Die Ratsfraktionen sind dieser Vorgabe in höchst unterschiedlicher Weise nachgekommen. Während die Bürgerliste diverse, konkrete Einsparungsvorschläge im sechsstelligen Bereich unterbreitet hat, glänzten AfD, FDP/AfG und die rotgrüne Einheitspartei in den Sitzungen der Lenkungsgruppe durch häufige Abwesenheit oder das kritiklose Abnicken von Zusatzausgaben. Es bleibt daher festzuhalten, dass gerade diejenigen, die heute zu den lautstärksten Kritikern des Projektes gehören, im Vorfeld am wenigsten getan haben, um die Kosten zu begrenzen. Insoweit begrüßt die Bürgerliste, dass zumindest die Gruppe der Freien Demokraten erste Konsequenzen gezogen und ihre erfolglose Hinterbänklerin Ina Menge aus der Lenkungsgruppe abgezogen hat.

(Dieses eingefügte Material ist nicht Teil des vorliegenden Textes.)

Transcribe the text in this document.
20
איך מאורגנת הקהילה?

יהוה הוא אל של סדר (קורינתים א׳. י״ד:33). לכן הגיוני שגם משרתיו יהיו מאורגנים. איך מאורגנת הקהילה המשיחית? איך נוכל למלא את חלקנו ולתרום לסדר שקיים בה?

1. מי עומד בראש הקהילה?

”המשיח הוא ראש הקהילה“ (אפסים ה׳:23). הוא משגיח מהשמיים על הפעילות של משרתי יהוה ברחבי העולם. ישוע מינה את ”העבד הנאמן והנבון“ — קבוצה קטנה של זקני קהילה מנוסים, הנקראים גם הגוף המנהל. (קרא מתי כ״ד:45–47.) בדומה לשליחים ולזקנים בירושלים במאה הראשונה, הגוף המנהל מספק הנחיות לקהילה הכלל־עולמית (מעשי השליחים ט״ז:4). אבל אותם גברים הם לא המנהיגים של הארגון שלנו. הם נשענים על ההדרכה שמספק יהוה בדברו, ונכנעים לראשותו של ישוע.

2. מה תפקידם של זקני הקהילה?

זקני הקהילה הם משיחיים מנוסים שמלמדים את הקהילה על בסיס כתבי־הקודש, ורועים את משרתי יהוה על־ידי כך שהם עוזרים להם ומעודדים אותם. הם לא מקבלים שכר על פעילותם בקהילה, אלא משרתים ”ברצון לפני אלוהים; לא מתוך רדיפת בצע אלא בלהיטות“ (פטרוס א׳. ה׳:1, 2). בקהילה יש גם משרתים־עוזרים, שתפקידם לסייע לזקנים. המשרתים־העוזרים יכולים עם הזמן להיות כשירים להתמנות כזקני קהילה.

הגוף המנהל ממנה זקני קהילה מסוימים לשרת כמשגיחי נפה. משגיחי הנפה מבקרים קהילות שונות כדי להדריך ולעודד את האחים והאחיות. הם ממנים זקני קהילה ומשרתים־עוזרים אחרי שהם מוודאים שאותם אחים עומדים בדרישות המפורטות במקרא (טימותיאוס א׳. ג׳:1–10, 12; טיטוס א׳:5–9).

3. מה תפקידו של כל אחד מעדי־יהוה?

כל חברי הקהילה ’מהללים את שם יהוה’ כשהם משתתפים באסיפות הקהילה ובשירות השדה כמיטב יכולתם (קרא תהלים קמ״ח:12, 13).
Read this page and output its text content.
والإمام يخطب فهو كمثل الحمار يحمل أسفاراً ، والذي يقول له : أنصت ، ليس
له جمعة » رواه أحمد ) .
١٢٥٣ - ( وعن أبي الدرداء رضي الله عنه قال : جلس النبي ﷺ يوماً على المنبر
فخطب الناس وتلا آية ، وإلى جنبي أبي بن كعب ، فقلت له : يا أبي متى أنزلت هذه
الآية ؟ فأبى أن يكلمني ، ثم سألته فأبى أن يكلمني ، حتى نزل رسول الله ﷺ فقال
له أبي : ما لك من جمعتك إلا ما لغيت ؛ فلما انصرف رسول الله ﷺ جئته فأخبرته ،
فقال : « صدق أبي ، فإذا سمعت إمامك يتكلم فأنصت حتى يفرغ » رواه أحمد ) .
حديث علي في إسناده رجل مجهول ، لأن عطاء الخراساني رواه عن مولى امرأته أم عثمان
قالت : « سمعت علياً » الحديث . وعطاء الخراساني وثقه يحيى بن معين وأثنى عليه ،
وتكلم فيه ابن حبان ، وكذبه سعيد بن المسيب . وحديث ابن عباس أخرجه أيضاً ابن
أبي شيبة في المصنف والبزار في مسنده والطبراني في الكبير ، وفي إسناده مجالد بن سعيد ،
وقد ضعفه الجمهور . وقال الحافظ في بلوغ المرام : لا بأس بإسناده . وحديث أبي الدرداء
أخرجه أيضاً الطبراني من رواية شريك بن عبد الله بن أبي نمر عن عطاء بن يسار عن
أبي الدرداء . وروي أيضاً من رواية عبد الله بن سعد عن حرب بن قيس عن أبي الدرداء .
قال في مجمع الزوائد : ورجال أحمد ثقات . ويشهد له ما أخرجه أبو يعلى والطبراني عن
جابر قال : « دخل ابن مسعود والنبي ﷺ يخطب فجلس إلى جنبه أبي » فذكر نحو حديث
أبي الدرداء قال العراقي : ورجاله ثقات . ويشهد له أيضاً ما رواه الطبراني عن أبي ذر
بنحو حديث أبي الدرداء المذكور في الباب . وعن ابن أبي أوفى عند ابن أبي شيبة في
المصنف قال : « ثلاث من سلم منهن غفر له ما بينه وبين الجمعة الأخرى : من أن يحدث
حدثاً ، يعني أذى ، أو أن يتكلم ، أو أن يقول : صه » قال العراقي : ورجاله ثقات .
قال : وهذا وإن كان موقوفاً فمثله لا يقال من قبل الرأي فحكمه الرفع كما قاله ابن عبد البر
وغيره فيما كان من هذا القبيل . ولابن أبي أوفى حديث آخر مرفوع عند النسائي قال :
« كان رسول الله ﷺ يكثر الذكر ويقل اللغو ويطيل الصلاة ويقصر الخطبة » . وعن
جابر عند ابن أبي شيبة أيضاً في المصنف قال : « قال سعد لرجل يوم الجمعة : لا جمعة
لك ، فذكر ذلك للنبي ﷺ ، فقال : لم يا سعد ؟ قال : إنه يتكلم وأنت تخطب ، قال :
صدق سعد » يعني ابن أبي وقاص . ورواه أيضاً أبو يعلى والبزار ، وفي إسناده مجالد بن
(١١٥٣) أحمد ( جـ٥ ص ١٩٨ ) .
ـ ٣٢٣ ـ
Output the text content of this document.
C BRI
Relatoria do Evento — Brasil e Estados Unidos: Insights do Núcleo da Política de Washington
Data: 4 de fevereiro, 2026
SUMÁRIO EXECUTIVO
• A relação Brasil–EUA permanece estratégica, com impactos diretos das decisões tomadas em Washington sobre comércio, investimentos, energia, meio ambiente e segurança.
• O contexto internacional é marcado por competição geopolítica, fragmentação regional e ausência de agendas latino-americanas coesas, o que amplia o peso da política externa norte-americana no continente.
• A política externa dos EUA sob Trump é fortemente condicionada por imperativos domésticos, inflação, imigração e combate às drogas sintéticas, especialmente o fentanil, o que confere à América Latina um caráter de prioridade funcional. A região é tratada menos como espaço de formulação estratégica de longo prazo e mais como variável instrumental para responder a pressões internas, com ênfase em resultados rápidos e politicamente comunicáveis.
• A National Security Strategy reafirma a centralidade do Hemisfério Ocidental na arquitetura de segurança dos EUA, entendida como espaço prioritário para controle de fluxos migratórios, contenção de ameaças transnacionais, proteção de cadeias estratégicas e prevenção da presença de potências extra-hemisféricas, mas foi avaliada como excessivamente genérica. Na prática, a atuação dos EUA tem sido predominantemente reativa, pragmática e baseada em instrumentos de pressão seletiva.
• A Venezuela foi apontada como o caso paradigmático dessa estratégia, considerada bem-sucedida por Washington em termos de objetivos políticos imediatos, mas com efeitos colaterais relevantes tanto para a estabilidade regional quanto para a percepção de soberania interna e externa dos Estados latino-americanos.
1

Für die Bürgerliste steht fest: Die Stadt muss alles tun, um den Bundeszuschuss von 4 Mio. Euro für das Projekt abzusichern. Zum Umzug von Stadtbibliothek und Archiv gibt es darüber hinaus keine Alternative: Das Gebäude der Stadtbücherei ist bereits verkauft; die Unterbringung des Stadtarchivs ist vollkommen unzureichend und auf verschiedene Standorte aufgesplittert; der Gebäudebestand in der Altstadt macht alternative Unterbringungen unmöglich. Es ist daher auch nicht verwunderlich, dass die erst jetzt aufgewachten Kritiker keinen einzigen Alternativstandort benennen konnten.
Goslar braucht aber keinen hohlen Populismus in Form von Baustopps oder weltfremden Kostendeckelungen sondern realistisch umsetzbare Vorschläge zur Kostenbegrenzung. Überflüssiger Schnickschnack nach dem üblichen Motto „Hauptsache chic und teuer!“ muss vom Rat hingegen konsequent unterbunden werden. Der Änderungsantrag der Bürgerliste vom 21.8.2017 ist dabei eine gute Grundlage, um die Gesamtbaukosten unter die 10,6 Millionen-Euro-Marke zu drücken.